Sadly for many in the wine industry, the worldwide weakness in the economy is having a calamitous impact. Consequently, smart consumers are cashing in. Or should that be caching?
The news this past week was that prices for most expensive, and even moderately priced, red Bordeaux wines from the vaunted 2008 vintage, which aren't even released yet and won't be for at least a year, have dropped.
Because the 2008 wines have been rated as very good, the only reason for the announced lowering of their eventual prices is that few people are buying wine in quite the same way they were a decade ago when the economy was sailing along, fueled by the dot-com boom.
Because the wines won't be on the market for a while, how does this affect buyers? Directly, actually. Since the 2006 and most 2007 red wines from Bordeaux are already on the market, at prices set long ago and for wines that aren't quite as good as the 2008 wines are reputed to be, merchants around the globe are hustling to lower their prices.
The question merchants are asking themselves is: Who will buy a bottle of a 2007 at, say, $30, when the same producer's 2008 will be the same price? The answer they've come up with: no one.
So prices for the 2006 and 2007 red wines are tumbling.
Then there is the conversation I had with a Napa Valley winemaker who makes a cabernet that sells for $90 a bottle. His next vintage is due out in a few weeks, so I asked him what he would charge for it.
"Well, uh, look, we were all set to move it to, what, $120?" he said, hemming and hawing. "But now, even at $90, can I sell it? So I guess I don't know what we're going to charge."
At the lower end of the scale, with the Charles Shaw wines that sell at Trader Joe's stores for $1.99 a bottle in most markets, sales are off the chart.
Fred T. Franzia, president of Bronco Wine Co., which makes the Charles Shaw wines, said sales were up in the double digits over last year, when sales were also brisk. He said a rough guess is that sales for 2009 will be "way up."
He added that sales of all of the company's "value brands" had risen 25 percent to 30 percent over 2008. Included in that list are wines under the labels Dona Sol, Estrella and Crane Lake, each of which is made to sell for well under $5 a bottle.
This past week I got together with an old friend, Steve Situm, a partner in a venture that makes some 20,000 cases of California wine that sells for less than $12 a bottle under the Stephen Vincent label. All the wines are excellent values, most selling for $11, and less than $10 in some locations.
"Our sales are up 18.4 percent in the last year," said Situm, "and that's due mainly to the fact that these are great values.

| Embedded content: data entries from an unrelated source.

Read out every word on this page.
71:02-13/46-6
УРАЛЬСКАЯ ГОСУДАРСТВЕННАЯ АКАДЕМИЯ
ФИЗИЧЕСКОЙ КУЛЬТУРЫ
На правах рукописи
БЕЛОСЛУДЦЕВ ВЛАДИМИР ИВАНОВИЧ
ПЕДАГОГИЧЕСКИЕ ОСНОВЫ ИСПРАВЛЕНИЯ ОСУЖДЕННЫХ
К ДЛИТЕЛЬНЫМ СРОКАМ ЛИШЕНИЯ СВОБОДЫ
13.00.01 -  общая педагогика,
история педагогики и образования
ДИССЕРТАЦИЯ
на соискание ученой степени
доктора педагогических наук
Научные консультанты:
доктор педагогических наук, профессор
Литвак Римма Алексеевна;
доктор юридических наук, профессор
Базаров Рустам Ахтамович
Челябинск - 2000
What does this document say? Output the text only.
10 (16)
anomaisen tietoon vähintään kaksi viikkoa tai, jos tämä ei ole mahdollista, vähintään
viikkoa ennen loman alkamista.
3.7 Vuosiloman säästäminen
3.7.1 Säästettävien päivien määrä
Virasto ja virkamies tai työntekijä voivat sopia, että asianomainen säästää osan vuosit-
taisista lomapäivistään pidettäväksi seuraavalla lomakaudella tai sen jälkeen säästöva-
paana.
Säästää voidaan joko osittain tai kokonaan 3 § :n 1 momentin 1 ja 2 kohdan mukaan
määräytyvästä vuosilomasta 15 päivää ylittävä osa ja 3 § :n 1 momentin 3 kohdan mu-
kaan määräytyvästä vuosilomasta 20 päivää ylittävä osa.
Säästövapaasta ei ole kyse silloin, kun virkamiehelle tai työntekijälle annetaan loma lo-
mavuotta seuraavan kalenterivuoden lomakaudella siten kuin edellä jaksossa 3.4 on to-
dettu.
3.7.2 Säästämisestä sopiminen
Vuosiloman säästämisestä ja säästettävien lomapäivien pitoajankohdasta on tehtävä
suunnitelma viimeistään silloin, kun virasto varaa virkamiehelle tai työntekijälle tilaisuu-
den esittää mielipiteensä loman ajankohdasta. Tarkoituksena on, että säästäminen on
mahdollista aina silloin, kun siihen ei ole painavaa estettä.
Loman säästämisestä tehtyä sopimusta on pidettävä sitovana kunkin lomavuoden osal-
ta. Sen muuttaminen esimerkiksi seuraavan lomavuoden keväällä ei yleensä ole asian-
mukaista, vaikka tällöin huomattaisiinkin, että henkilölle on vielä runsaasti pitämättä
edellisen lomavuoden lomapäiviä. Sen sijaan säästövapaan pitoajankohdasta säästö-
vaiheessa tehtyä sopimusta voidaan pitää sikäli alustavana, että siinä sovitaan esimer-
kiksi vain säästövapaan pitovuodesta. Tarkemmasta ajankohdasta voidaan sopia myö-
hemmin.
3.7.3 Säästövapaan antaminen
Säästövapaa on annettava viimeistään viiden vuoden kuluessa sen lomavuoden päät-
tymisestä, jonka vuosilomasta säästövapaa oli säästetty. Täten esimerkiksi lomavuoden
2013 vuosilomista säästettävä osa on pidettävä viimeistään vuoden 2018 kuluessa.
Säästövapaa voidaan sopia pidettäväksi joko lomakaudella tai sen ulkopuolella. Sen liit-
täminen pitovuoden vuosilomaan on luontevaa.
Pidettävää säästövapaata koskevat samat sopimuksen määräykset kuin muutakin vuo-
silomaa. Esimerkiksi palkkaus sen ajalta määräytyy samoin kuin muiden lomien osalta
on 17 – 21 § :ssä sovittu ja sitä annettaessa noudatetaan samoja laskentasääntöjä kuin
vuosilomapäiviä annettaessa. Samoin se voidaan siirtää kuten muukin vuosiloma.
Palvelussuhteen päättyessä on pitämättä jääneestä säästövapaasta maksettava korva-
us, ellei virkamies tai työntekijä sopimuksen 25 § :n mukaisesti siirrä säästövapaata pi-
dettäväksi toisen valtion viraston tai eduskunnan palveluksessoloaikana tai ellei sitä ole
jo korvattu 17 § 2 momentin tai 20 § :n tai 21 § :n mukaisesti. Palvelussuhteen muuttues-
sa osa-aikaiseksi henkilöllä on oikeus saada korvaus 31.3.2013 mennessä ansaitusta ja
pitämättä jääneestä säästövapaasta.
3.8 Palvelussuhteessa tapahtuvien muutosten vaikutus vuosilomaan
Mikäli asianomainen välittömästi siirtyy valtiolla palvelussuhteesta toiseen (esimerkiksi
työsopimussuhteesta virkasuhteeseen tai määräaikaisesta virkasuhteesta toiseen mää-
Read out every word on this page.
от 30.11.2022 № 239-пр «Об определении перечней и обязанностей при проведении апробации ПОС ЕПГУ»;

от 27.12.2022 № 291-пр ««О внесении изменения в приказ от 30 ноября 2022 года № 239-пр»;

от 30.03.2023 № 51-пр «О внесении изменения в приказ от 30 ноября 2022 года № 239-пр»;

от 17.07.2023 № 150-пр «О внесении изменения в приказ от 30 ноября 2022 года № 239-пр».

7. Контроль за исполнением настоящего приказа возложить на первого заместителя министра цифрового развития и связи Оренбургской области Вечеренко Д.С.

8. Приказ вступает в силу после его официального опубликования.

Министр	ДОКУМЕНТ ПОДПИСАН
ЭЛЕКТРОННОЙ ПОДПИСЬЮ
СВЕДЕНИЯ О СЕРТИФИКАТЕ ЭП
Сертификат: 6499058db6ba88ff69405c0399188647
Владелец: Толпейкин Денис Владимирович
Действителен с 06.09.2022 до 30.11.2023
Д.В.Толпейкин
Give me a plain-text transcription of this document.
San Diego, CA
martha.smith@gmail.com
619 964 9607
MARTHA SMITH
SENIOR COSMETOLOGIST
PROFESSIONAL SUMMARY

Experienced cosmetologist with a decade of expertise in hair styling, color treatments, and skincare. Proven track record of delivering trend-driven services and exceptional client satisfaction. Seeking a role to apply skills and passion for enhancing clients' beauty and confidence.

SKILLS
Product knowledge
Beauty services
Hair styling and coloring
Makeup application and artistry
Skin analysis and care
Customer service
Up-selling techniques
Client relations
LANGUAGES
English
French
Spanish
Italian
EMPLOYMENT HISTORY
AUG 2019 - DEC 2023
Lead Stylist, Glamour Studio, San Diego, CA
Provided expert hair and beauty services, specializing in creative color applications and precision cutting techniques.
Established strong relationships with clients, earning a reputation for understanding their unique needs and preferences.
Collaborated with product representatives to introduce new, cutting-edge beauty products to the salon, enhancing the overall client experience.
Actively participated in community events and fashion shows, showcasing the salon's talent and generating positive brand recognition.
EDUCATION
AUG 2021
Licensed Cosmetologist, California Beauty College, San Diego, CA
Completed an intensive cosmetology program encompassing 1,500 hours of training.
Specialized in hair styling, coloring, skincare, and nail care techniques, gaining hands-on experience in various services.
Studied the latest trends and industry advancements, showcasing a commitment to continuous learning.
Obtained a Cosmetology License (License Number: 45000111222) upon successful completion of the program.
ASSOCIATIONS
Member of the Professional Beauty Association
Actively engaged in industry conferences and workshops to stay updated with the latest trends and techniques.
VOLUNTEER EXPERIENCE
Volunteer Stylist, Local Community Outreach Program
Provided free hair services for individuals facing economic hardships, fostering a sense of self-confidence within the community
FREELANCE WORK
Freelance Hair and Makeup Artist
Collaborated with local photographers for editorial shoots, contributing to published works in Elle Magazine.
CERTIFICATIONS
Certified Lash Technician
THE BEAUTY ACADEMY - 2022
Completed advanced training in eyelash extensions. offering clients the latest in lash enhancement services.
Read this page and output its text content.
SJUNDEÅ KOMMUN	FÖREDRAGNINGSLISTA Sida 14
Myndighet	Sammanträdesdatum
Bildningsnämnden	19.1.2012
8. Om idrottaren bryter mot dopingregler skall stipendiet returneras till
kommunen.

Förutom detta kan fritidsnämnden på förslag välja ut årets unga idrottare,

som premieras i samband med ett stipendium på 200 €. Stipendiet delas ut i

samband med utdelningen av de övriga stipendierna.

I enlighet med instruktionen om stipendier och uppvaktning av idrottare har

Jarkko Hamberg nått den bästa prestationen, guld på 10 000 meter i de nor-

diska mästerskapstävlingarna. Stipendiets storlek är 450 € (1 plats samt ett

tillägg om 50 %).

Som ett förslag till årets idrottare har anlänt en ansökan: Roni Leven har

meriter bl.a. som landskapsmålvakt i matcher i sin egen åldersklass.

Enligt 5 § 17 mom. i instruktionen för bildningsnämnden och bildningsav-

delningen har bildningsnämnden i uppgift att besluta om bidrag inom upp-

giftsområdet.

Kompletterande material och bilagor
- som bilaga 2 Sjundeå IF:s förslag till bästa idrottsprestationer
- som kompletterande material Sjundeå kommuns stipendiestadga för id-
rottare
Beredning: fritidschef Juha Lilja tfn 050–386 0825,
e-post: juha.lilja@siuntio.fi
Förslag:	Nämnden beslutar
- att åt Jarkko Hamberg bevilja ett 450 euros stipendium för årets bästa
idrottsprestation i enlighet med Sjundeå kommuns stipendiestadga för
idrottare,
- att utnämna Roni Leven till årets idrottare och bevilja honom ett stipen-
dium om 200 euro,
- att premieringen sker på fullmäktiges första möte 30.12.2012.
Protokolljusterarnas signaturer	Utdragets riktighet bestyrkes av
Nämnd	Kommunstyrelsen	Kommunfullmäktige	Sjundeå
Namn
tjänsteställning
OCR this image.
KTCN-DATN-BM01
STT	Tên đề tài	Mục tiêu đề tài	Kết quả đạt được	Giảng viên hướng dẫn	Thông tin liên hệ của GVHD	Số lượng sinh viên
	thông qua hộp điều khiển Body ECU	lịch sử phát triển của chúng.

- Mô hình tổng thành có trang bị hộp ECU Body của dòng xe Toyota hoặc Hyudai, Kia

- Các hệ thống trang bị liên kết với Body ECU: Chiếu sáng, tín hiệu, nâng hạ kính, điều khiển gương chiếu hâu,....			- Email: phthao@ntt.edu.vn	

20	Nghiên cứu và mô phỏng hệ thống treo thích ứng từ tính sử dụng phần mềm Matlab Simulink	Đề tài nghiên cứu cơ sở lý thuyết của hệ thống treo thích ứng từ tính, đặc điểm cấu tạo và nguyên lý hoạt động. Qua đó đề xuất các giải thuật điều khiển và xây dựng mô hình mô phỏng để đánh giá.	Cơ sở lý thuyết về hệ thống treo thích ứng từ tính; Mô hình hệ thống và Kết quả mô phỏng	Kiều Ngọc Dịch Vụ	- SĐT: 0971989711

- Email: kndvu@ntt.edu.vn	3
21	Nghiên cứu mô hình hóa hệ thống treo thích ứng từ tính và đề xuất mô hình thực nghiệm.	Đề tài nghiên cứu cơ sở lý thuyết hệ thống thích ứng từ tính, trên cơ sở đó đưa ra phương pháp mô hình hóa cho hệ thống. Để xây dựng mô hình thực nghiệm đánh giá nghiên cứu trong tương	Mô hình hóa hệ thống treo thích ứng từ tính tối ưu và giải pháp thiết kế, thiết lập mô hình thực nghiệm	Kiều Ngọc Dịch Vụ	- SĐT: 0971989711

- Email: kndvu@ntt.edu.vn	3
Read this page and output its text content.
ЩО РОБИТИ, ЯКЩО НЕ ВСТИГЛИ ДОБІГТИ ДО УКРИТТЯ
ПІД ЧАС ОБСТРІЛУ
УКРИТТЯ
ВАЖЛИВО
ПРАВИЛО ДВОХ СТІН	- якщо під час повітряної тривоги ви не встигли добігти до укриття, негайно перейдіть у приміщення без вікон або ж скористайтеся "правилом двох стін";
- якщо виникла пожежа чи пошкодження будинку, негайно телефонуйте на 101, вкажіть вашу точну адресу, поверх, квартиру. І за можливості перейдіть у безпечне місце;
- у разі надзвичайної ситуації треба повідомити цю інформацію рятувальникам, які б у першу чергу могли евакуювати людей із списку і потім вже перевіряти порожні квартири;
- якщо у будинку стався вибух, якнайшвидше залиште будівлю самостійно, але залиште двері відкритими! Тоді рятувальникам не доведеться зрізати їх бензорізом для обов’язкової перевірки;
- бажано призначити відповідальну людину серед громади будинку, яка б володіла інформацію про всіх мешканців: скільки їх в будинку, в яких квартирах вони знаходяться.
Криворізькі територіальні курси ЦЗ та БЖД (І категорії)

I think it's amazing we were up 1,000 cases a month in the first three months of the year, because we took a price increase in March last year, and there was a bit of a sales dip.
"But the brand has legs. And we've done this with smaller wholesalers, not the bigger ones that deal with the broad-market players like Cost Plus and Costco."
Situm said a number of major U.S. wine companies, with wines in the $8 to $15 price points, are off 20 percent to 30 percent in sales in the first three months of the year, "and that's huge."
The best-selling Stephen Vincent wine is called Crimson, a 75 percent syrah, 25 percent cabernet sauvignon blend that "sells off the shelf in Whole Foods. They don't do any promotions. People just love the name."
Consumers seeking values in wines simply have to look aqround.
Wine of the Week: 2007 Stephen Vincent Crimson, California ($11) – Great red and black cherry fruit in the aroma, and traces of handsome cabernet in the aftertaste, plus a bit of black pepper and ripe plums. Excellent balance, and a wine that will be better in about a year.